Morton’s Neuroma (Intermetatarsal Neuroma)
A neuroma is a thickening of nerve tissue (Perineural Fibrosis) that may develop in various parts of the body. Morton’s Neuroma are a painful condition where a benign enlargement of nerve tissue forms between the third and fourth metatarsals/toes. This thickening of the tissue around the nerve causes foot pain, odd sensations, or numbness over the ball of the foot.
The thickening, or enlargement is the result of compression and irritation of the nerve. This compression creates enlargement of the nerve, eventually leading to permanent nerve damage.
Irritation or compression of the nerve between the ends of the metatarsals can lead to the development of a Morton’s Neuroma. Some other contributing factors in the development of a Morton’s Neuroma include;
- Trauma – injury to the area that may cause inflammation, swelling or nerve damage may lead to a Neuroma.
- Footwear – wearing shoes that cause toes to be squeezed together causing swelling and inflammation may lead to a neuroma (narrow shoes, tight shoes, poorly fitting shoes).
- Foot type – flat feet (pronation) or high arch (supinated) feet can increase changes or irritation/compression of the nerve between the metatarsals leading to a Morton’s Neuroma.
- Physical activity – repetitive stress at the ball of the foot during activities such as running can cause irritation of the nerve causing a Morton’s Neuroma.

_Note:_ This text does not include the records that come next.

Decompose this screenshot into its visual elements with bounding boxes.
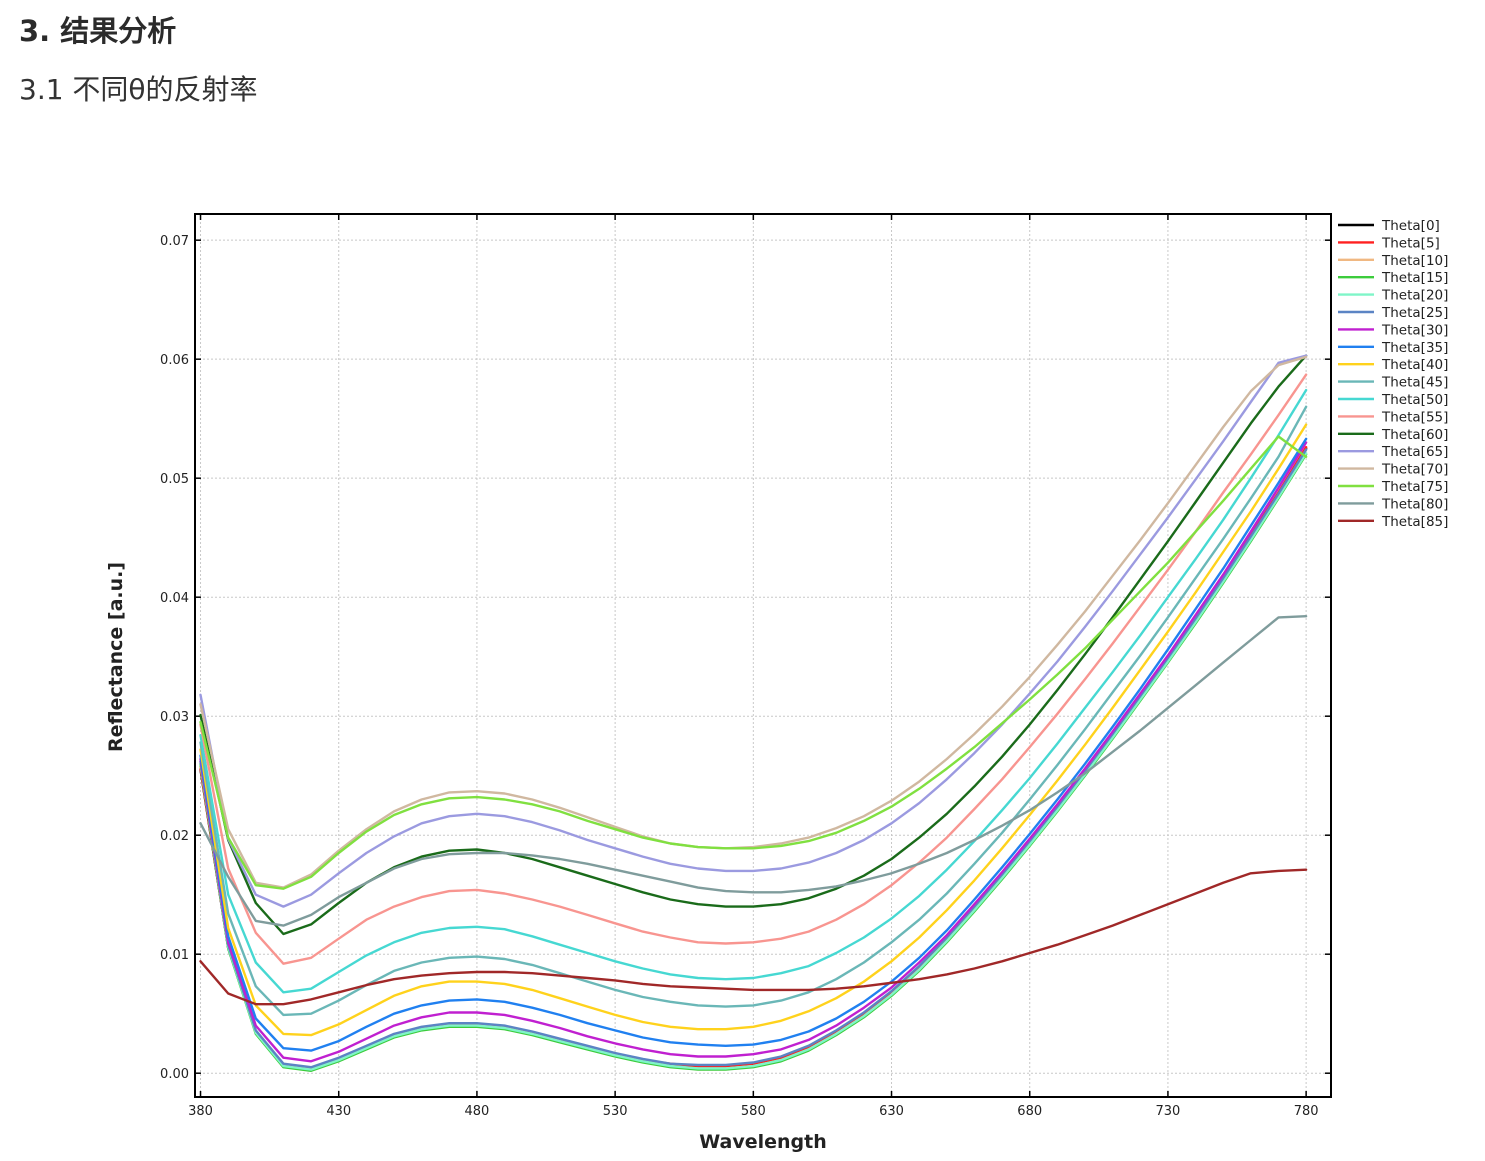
plot-frame bbox=[194, 213, 1332, 1098]
x-tick-label: 380 bbox=[188, 1104, 213, 1119]
legend-label: Theta[25] bbox=[1381, 305, 1448, 321]
legend-label: Theta[10] bbox=[1381, 253, 1448, 269]
series-line-theta65 bbox=[199, 354, 1308, 908]
x-tick-label: 680 bbox=[1017, 1104, 1042, 1119]
y-tick-label: 0.01 bbox=[160, 948, 189, 963]
legend-label: Theta[40] bbox=[1381, 357, 1448, 373]
x-tick-label: 780 bbox=[1294, 1104, 1319, 1119]
y-tick-label: 0.07 bbox=[160, 234, 189, 249]
y-tick-label: 0.05 bbox=[160, 472, 189, 487]
x-tick-label: 580 bbox=[741, 1104, 766, 1119]
y-tick-label: 0.00 bbox=[160, 1067, 189, 1082]
y-tick-label: 0.03 bbox=[160, 710, 189, 725]
legend-label: Theta[75] bbox=[1381, 479, 1448, 495]
legend-label: Theta[45] bbox=[1381, 375, 1448, 391]
series-line-theta25 bbox=[199, 448, 1308, 1069]
legend-label: Theta[5] bbox=[1381, 235, 1440, 251]
legend-label: Theta[70] bbox=[1381, 462, 1448, 478]
y-tick-label: 0.04 bbox=[160, 591, 189, 606]
y-tick-label: 0.02 bbox=[160, 829, 189, 844]
x-tick-label: 480 bbox=[465, 1104, 490, 1119]
x-axis-title: Wavelength bbox=[699, 1131, 827, 1153]
series-line-theta35 bbox=[199, 437, 1308, 1052]
legend-label: Theta[30] bbox=[1381, 322, 1448, 338]
legend-label: Theta[85] bbox=[1381, 514, 1448, 530]
legend-label: Theta[60] bbox=[1381, 427, 1448, 443]
y-tick-label: 0.06 bbox=[160, 353, 189, 368]
series-line-theta40 bbox=[199, 423, 1308, 1037]
x-tick-label: 630 bbox=[879, 1104, 904, 1119]
axis-ticks: 380 430 480 530 580 630 680 730 780 0.00 0.01 0.02 0… bbox=[160, 214, 1331, 1119]
legend-label: Theta[15] bbox=[1381, 270, 1448, 286]
x-tick-label: 530 bbox=[603, 1104, 628, 1119]
series-line-theta85 bbox=[199, 868, 1308, 1006]
legend-label: Theta[35] bbox=[1381, 340, 1448, 356]
section-heading: 3. 结果分析 bbox=[19, 14, 177, 48]
legend-label: Theta[20] bbox=[1381, 288, 1448, 304]
legend: Theta[0]Theta[5] Theta[10]Theta[15] Theta[… bbox=[1338, 218, 1448, 530]
y-axis-title: Reflectance [a.u.] bbox=[105, 562, 127, 752]
legend-label: Theta[80] bbox=[1381, 496, 1448, 512]
legend-label: Theta[50] bbox=[1381, 392, 1448, 408]
legend-label: Theta[0] bbox=[1381, 218, 1440, 234]
series-line-theta20 bbox=[199, 452, 1308, 1071]
x-tick-label: 730 bbox=[1156, 1104, 1181, 1119]
subsection-heading: 3.1 不同θ的反射率 bbox=[19, 73, 258, 106]
legend-label: Theta[55] bbox=[1381, 409, 1448, 425]
series-line-theta80 bbox=[199, 615, 1308, 927]
series-lines bbox=[199, 354, 1308, 1073]
grid-lines bbox=[195, 214, 1331, 1097]
series-line-theta50 bbox=[199, 388, 1308, 994]
legend-label: Theta[65] bbox=[1381, 444, 1448, 460]
series-line-theta30 bbox=[199, 441, 1308, 1063]
series-line-theta75 bbox=[199, 435, 1308, 890]
series-line-theta45 bbox=[199, 405, 1308, 1017]
x-tick-label: 430 bbox=[326, 1104, 351, 1119]
series-line-theta55 bbox=[199, 373, 1308, 965]
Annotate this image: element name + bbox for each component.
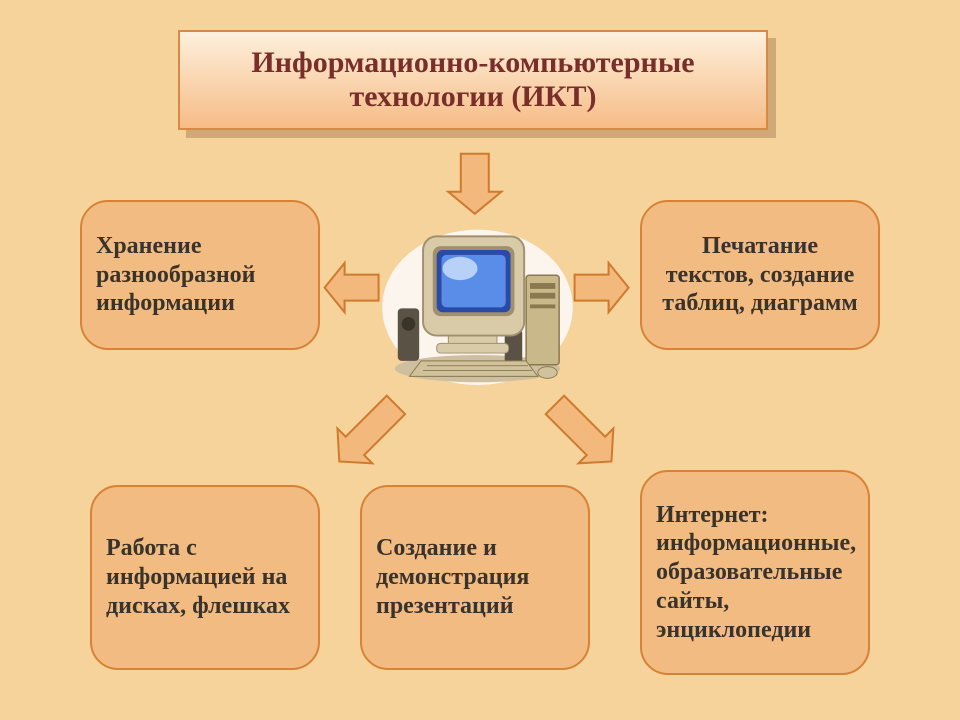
computer-icon [380,215,575,390]
diagram-stage: Информационно-компьютерные технологии (И… [0,0,960,720]
node-storage-label: Хранение разнообразной информации [96,232,304,318]
node-printing-label: Печатание текстов, создание таблиц, диаг… [656,232,864,318]
node-present-label: Создание и демонстрация презентаций [376,534,574,620]
node-internet: Интернет: информационные, образовательны… [640,470,870,675]
node-printing: Печатание текстов, создание таблиц, диаг… [640,200,880,350]
node-internet-label: Интернет: информационные, образовательны… [656,501,856,645]
node-storage: Хранение разнообразной информации [80,200,320,350]
node-disks-label: Работа с информацией на дисках, флешках [106,534,304,620]
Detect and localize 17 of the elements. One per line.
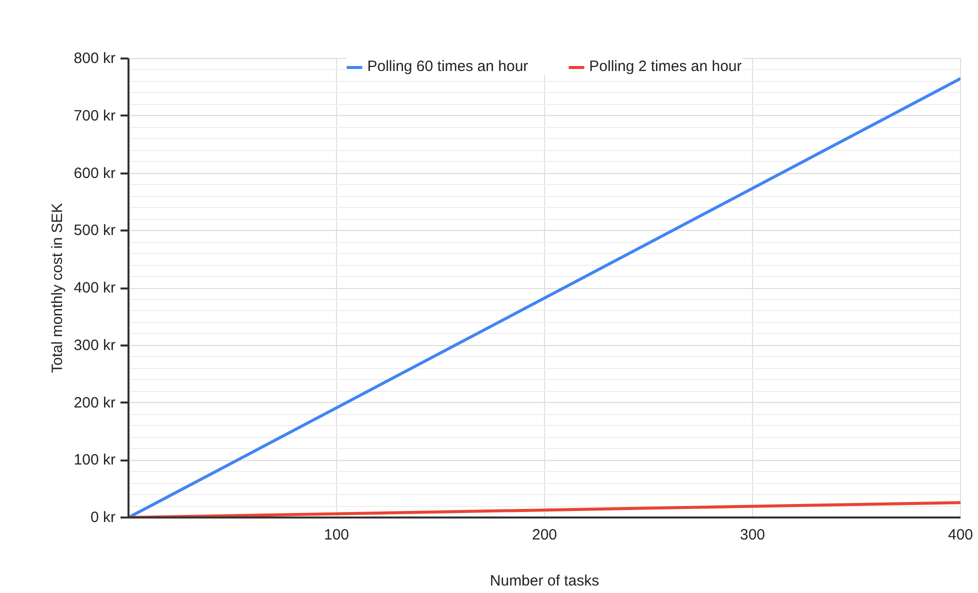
x-tick-label: 300 [740,526,766,544]
legend-label: Polling 60 times an hour [367,58,528,75]
x-tick-label: 400 [948,526,974,544]
x-axis-title: Number of tasks [490,572,600,590]
x-tick-label: 100 [324,526,350,544]
y-tick-label: 0 kr [90,509,116,526]
y-tick-label: 400 kr [74,280,116,296]
x-tick-label: 200 [532,526,558,544]
y-tick-label: 600 kr [74,164,116,182]
y-tick-label: 100 kr [74,452,116,469]
y-tick-label: 200 kr [74,394,116,412]
y-tick-label: 500 kr [74,222,116,240]
y-tick-label: 700 kr [74,107,116,124]
legend-label: Polling 2 times an hour [589,58,742,75]
y-tick-label: 800 kr [74,50,116,67]
y-axis-title: Total monthly cost in SEK [48,202,66,374]
y-tick-label: 300 kr [74,336,116,354]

- Tinging, burning or numbness of your toes at the ball of your foot.
- Pain between the toes and the forefoot.
- A feeling as if you are standing on a pebble in your shoe.
- Increase in pain with activity or tight fitting shoes (high heels, narrow shoes).
A comprehensive podiatric assessment is recommended to prevent the progression of symptoms and ensure appropriate treatment is undertaken. Diagnostic imaging including a X-ray, Ultrasound and often a MRI may be required for further diagnosis. At Sydney Foot Clinic the following treatments are offered to treat Morton’s Neuroma;
- Padding/offloading – offloading excess pressure from the ball of the foot.
- Custom Orthotic therapy – prescription of a custom orthotic placed in your shoe will address any biomechanical factors and reduce irritation/compression of the nerve.
- Footwear recommendations – avoiding high heels (increase pressure on your forefoot), narrow or tight fitting shoes will reduce the symptoms of the neuroma.
- Injection therapy – specialized injections can be used to infiltrate the area surrounding the nerve to reduce inflammation and reduce compression.
- Dry Needling
- Education regarding activity changes.
- Nonsteroidal anti-inflammatory medications (NSAIDs) and Ice- help reduce the pain and inflammation.
If conservative treatment does not relieve symptoms surgery may be necessary to reduce the symptoms.